Sabtu, 03 Agustus 2013

Utang yang Memiskinkan


 


 

    Utang Pemerintah Indonesia pertengahan tahun 2013 menumpuk hingga Rp 2023 Triliun, itu berarti rata-rata satu warga Negara Indonesia menanggung utang Rp 8,5 juta. Dampaknya rakyat semakin miskin.

    Pada 2013, misalnya, pemerintah berencana membayar cicilan pokok dan bunga Rp 299,078 Triliun, 17,5 persen dari total belanja Negara pada APBN perubahan 2013 (Rp 1.726,2 triliun). Pada 2013 total anggaran kemiskinan Rp 115,5 triliun, hanya 6,7 persen dari total belanja Negara. Politik angaran pemerintah kontras memilih menyubsidi orang kaya pemilik surat berharga Negara daripada menyubsidi BBM untuk rakyat miskin.

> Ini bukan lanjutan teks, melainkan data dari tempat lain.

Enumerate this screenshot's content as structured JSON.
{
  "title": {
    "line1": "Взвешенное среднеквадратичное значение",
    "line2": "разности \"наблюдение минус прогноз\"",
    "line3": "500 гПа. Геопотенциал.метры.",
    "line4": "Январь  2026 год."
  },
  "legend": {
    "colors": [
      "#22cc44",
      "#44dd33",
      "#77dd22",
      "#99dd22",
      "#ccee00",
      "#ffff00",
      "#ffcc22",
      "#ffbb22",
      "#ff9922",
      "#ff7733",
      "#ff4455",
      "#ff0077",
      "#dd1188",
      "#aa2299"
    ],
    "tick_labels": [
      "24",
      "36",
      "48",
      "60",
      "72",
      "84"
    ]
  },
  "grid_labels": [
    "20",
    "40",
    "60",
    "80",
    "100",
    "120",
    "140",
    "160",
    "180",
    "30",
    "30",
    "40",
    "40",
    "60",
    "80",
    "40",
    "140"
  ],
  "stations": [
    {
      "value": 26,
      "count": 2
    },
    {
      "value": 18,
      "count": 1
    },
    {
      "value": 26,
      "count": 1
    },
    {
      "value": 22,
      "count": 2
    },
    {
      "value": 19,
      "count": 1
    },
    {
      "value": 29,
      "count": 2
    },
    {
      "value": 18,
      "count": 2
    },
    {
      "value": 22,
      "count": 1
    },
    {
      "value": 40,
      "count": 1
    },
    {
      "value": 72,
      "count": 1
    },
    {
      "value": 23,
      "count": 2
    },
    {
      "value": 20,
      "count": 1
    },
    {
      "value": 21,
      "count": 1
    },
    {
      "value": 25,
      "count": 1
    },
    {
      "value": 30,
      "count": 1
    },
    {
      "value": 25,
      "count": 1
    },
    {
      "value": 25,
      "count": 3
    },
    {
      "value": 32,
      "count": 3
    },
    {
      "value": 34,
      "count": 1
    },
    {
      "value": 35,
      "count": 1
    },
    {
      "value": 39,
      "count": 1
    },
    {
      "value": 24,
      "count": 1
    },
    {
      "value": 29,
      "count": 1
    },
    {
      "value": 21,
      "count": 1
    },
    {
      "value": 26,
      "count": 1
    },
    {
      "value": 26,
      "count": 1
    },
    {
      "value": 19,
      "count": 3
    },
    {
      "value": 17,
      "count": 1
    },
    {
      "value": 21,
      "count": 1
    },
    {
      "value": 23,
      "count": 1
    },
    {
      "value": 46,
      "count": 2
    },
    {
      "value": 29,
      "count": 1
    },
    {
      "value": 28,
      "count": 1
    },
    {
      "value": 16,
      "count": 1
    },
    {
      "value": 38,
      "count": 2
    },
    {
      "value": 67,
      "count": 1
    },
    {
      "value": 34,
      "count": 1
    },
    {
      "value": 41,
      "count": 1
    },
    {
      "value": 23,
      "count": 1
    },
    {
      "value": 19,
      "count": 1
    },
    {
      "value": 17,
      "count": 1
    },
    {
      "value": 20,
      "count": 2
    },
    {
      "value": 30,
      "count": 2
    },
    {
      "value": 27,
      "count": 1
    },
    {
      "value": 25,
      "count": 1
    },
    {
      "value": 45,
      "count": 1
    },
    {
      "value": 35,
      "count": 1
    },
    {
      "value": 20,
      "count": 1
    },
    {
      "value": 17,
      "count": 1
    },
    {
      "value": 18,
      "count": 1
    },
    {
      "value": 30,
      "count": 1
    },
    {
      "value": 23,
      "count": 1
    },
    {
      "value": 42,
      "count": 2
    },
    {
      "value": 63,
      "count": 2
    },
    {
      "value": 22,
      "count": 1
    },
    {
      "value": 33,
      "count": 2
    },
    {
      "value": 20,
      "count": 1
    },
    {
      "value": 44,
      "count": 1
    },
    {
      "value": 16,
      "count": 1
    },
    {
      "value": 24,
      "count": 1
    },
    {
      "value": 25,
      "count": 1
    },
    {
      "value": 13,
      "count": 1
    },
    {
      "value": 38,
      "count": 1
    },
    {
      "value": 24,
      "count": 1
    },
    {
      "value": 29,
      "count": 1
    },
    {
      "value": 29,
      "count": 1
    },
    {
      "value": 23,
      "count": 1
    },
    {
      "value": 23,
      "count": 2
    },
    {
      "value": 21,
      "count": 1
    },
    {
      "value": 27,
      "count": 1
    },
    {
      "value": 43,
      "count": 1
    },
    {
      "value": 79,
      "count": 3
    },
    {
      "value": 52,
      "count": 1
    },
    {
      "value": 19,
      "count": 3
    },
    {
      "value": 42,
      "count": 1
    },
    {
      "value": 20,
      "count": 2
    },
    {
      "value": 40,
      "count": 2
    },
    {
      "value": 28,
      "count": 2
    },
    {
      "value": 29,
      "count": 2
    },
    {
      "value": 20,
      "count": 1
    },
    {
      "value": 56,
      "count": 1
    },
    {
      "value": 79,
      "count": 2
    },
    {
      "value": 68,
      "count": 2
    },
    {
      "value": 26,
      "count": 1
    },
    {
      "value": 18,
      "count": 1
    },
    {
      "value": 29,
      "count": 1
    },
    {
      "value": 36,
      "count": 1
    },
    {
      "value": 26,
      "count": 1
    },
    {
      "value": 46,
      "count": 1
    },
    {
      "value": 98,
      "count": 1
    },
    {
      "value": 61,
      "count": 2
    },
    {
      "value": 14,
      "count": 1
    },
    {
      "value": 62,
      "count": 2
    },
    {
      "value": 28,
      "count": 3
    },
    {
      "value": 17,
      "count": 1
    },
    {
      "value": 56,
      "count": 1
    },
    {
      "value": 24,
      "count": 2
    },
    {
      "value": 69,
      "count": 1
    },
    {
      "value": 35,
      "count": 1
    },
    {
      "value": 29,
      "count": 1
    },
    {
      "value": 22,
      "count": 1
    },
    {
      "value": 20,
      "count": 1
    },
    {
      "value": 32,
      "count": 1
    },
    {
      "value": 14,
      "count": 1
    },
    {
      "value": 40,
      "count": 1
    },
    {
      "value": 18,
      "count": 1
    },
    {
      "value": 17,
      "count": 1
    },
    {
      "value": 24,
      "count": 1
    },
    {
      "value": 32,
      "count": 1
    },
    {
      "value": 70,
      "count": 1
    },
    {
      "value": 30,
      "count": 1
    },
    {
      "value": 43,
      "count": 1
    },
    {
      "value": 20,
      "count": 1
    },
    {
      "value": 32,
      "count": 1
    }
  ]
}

    Utang luar negeri secara bilateral banyak berasal dari Jepang, rata-rata Rp259,64 triliun pertahun, 38,3 persen dari total utang pertahun. Utang dari hubungan multilateral yang berasal dari Bank dunia, menurut data dari Dirjen Pengelola Utang, per Mei 2013 sekitar Rp.122 triliun, 21 persen dari total utang Bank Pembangunan Asia per Mei 2013 menyumbang Rp 95,77 triliun,16 persen dari total utang luar negeri. Data itu belum termasuk Surat Berharga Negara (SBN) dan valas.

    Jika demikian halnya, mimpi rezim pemerintahan yang anti utang Luar negeri pipis sudah. Setelah Soeharto, sepertinya warisan utang menggunung menjadi tradisi peninggalan dosa rezim untuk anak cucunya.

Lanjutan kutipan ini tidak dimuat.